A posição dos sociais-democratas açorianos surge depois de o secretário-geral do PS, Pedro Nuno Santos, ter defendido, no Porto, coerência na vida política portuguesa, referindo-se ao presidente do Governo Regional dos Açores, que disse na quinta-feira que o PSD já tinha viabilizado um governo minoritário do PS na legislatura em causa.

“É falso. O PSD votou contra o Governo do PS em 1996 e, em 2020, o PS ganhou as eleições e o PSD aliou-se ao Chega para que o PS não governasse e, por isso, temos que ter aqui alguma justiça”, disse Pedro Nuno Santos.

Na resposta, o PSD/Açores alegou que, no mandato do primeiro Governo Regional do PS, o grupo parlamentar social-democrata “viabilizou, com o seu voto de abstenção, três orçamentos da região (1998, 1999 e 2000), assegurando que a VI Legislatura do parlamento dos Açores fosse cumprida até ao fim”.

Em causa está a entrevista à RTP3 de José Manuel Bolieiro, vencedor das eleições regionais de domingo, mas sem maioria parlamentar, na qual afirmou que o Governo de maioria relativa do PS contou com o PSD/Açores “a viabilizar a governação para cumprimento do mandato”.

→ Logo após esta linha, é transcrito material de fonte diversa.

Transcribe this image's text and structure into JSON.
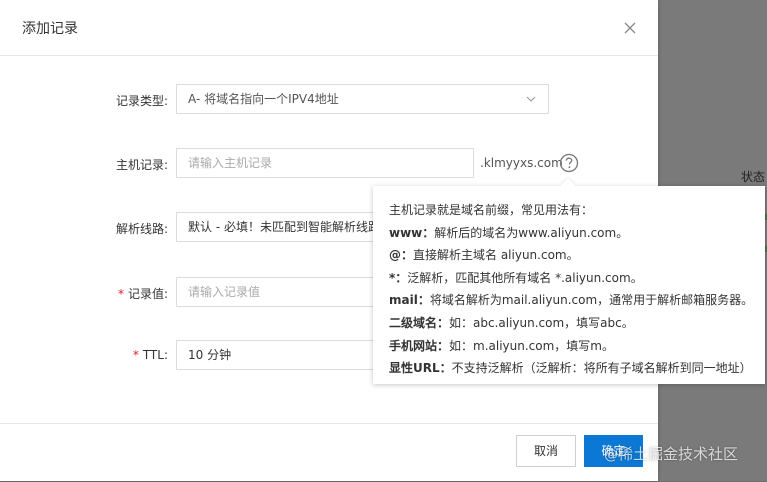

“O presidente José Manuel Bolieiro nunca afirmou que o PSD/Açores tinha viabilizado, em 1996, o programa do Governo apresentado pelo PS. O que o presidente José Manuel Bolieiro disse é que o PS contou com o PSD/Açores “’a viabilizar a governação para cumprimento do mandato’”, avança no comunicado o vice-presidente do partido Luís Maurício.

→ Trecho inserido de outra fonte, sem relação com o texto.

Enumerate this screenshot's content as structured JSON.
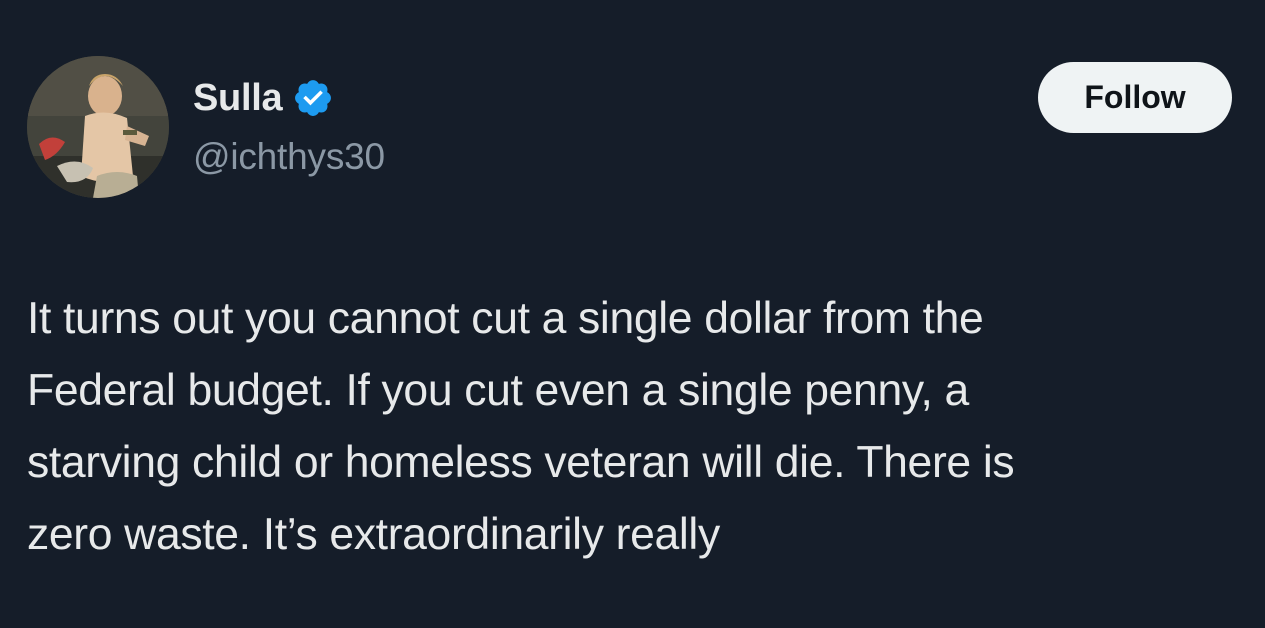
{
  "author": {
    "display_name": "Sulla",
    "handle": "@ichthys30",
    "verified": true,
    "verified_icon": "verified-badge-icon",
    "avatar": "avatar-painting"
  },
  "actions": {
    "follow_label": "Follow"
  },
  "tweet": {
    "lines": [
      "It turns out you cannot cut a single dollar from the",
      "Federal budget. If you cut even a single penny, a",
      "starving child or homeless veteran will die. There is",
      "zero waste. It’s extraordinarily really"
    ]
  },
  "colors": {
    "background": "#151d29",
    "text": "#e7e9ea",
    "secondary_text": "#8b98a5",
    "verified_blue": "#1d9bf0",
    "follow_bg": "#eff3f4"
  }
}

De acordo com os sociais-democratas açorianos, esta viabilização de três orçamentos da Região entre 1996 e 2000 foi “fundamental para haver estabilidade política naquele período, assegurando um governo de legislatura”.

“O secretário-geral do PS nacional está, com a sua conduta, a limitar e a diminuir, repetidamente como se tem visto, a autonomia dos órgãos regionais do PS/Açores, num evidente desrespeito pelos militantes e dirigentes do PS/Açores, condicionando a sua atuação em nome da sua campanha para as eleições legislativas para a Assembleia da República”, lamentou ainda o PSD/Açores.

Na mesma entrevista, o presidente do PSD/Açores e líder da coligação PSD/CDS-PP/PPM, que venceu as eleições regionais de domingo, disse esperar que o PS assuma o seu compromisso com a estabilidade e não excluiu nenhum partido de conversações.

Bolieiro referiu que está disponível para dialogar com todos os partidos, “para garantir as boas propostas de todos, no cenário parlamentar”.

A coligação PSD/CDS/PPM venceu as eleições regionais dos Açores, com 42,08% dos votos, e elegeu 26 deputados, mas ficou a três da maioria absoluta, segundo dados oficiais provisórios.

José Manuel Bolieiro, líder da coligação de direita, no poder no arquipélago desde 2020, disse que irá governar com “uma maioria relativa” nos próximos quatro anos.

O PS foi a segunda força no arquipélago, com 23 mandatos (35,91%), seguido pelo Chega, com cinco mandatos (9,19%).

O Bloco de Esquerda (2,54%), a Iniciativa Liberal (2,15%) e o partido Pessoas-Animais-Natureza (1,65%) elegeram um deputado regional cada, completando os 57 eleitos.

O representante da República para os Açores, Pedro Catarino, prevê ouvir os partidos políticos com representação na Assembleia Legislativa nos dias 19 e 20 de fevereiro, depois de publicados os resultados oficiais.